The panel discussion featured Cass Sunstein, the Robert Walmsley University Professor and co-author of the book “Nudge,” and economics Professor Sendhil Mullainathan, author of the book “Scarcity: Why Having Too Little Means So Much,” on how shortages affect decision-making. It was moderated by Chrystia Freeland ’90, journalist, author, and current member of Canada’s Parliament.
In response to Freeland’s questions, Sunstein said that institutions can and should actively try to shape citizens’ choices, offering “nudges” that use the latest understanding of behavior and psychology to weight choices in beneficial directions. For example, he said, the government requires warnings about the health consequences of smoking on cigarette packages, but still allows citizens to smoke. It provides tax incentives for retirement savings that can make people’s post-work years more comfortable, but doesn’t require those savings beyond mandatory Social Security contributions. It requires new cars in dealerships to display their mileage, but doesn’t require people to buy fuel-efficient cars.
Such nudges are needed, Sunstein said, because people in real life are not the rational actors they aspire to be. Instead, they tend to have a bias toward optimism, one that discounts risks and puts more value on things today than in the future.
Mullainathan spoke about the latest research on how stress and poverty can affect intelligence, a factor in successful decision-making. Though multitasking has become a way of life in the modern era, he cautioned that while it may be a smart way to maximize time, it might not be the best way to maximize decision-making. Each person has only so much intellectual bandwidth and, stretched too thin, thoughtful decision-making suffers.
When that bandwidth is stretched too far, IQs actually can decline, he said. This has been illustrated by studies of college students studying all night before tests or while writing important papers. Such all-nighters, Mullainathan said, actually lower the average student’s IQ by 13 points. Poverty’s impact on decision-making is similar, he said, because the constant stress of worrying about paying the rent or buying enough food uses up intellectual bandwidth.
This process also applies to something as mundane and widespread as dieting. Because dieters are constantly weighing choices about food, their decision-making is affected because intellectual bandwidth it consumes is not available for other concerns.
“It’s really true. On those days when I have a lot going on, I’m actually dumber,” Mullainathan said.
Mullainathan addressed how the latest thinking in this field can be used to create fault-tolerant systems.
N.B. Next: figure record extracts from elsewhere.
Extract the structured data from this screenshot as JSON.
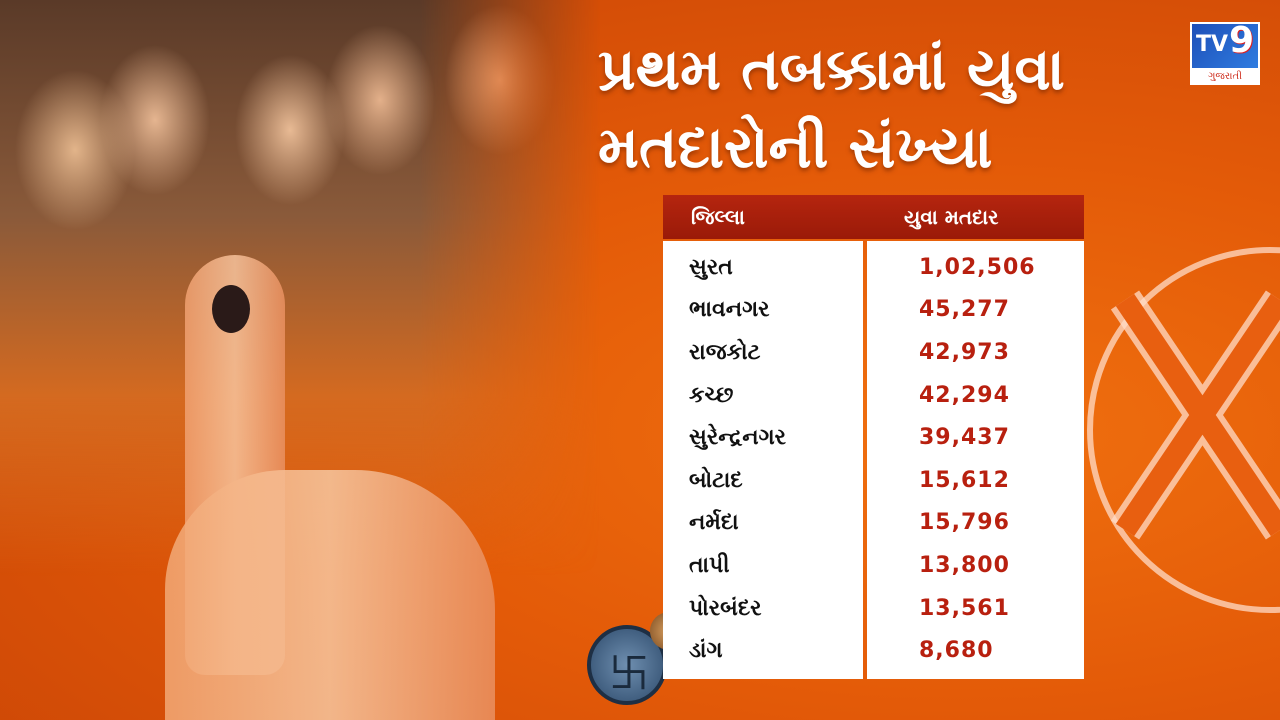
{
  "title": {
    "line1": "પ્રથમ તબક્કામાં યુવા",
    "line2": "મતદારોની સંખ્યા"
  },
  "logo": {
    "brand": "TV",
    "number": "9",
    "sub": "ગુજરાતી"
  },
  "table": {
    "headers": [
      "જિલ્લા",
      "યુવા મતદાર"
    ],
    "rows": [
      {
        "district": "સુરત",
        "voters": "1,02,506"
      },
      {
        "district": "ભાવનગર",
        "voters": "45,277"
      },
      {
        "district": "રાજકોટ",
        "voters": "42,973"
      },
      {
        "district": "કચ્છ",
        "voters": "42,294"
      },
      {
        "district": "સુરેન્દ્રનગર",
        "voters": "39,437"
      },
      {
        "district": "બોટાદ",
        "voters": "15,612"
      },
      {
        "district": "નર્મદા",
        "voters": "15,796"
      },
      {
        "district": "તાપી",
        "voters": "13,800"
      },
      {
        "district": "પોરબંદર",
        "voters": "13,561"
      },
      {
        "district": "ડાંગ",
        "voters": "8,680"
      }
    ]
  },
  "colors": {
    "background": "#e35a08",
    "header": "#a81f0b",
    "value_text": "#b8200f"
  }
}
That movement got its start in the design of bomber aircraft cockpits, when crashes began to mount because pilots, despite extensive training, were sometimes retracting the landing gear after touching down. It turned out that the handle for the plane’s flaps was next to and identical to the one for landing gear.
That prompted a move to redesign cockpits to support pilot decision-making and minimize errors. Similar thinking, Mullainathan said, can be applied to today’s institutions, making them more fault-tolerant for users. Colleges, for example, are not fault-tolerant, Mullainathan said. Students who miss a class fall behind and have more difficulty in later classes. Miss a second class, and they may consider dropping out. A fault-tolerant school could be designed that would have different sections of the same class starting on a staggered schedule, so that a student who misses one class can move to another section and not miss the material.
“We all know that, in our lives, there are so many times when we are completely incentivized [to make the right decision], but we just screwed up, so I think [we should be] rethinking what it means to have policy that is fault-tolerant,” Mullainathan said.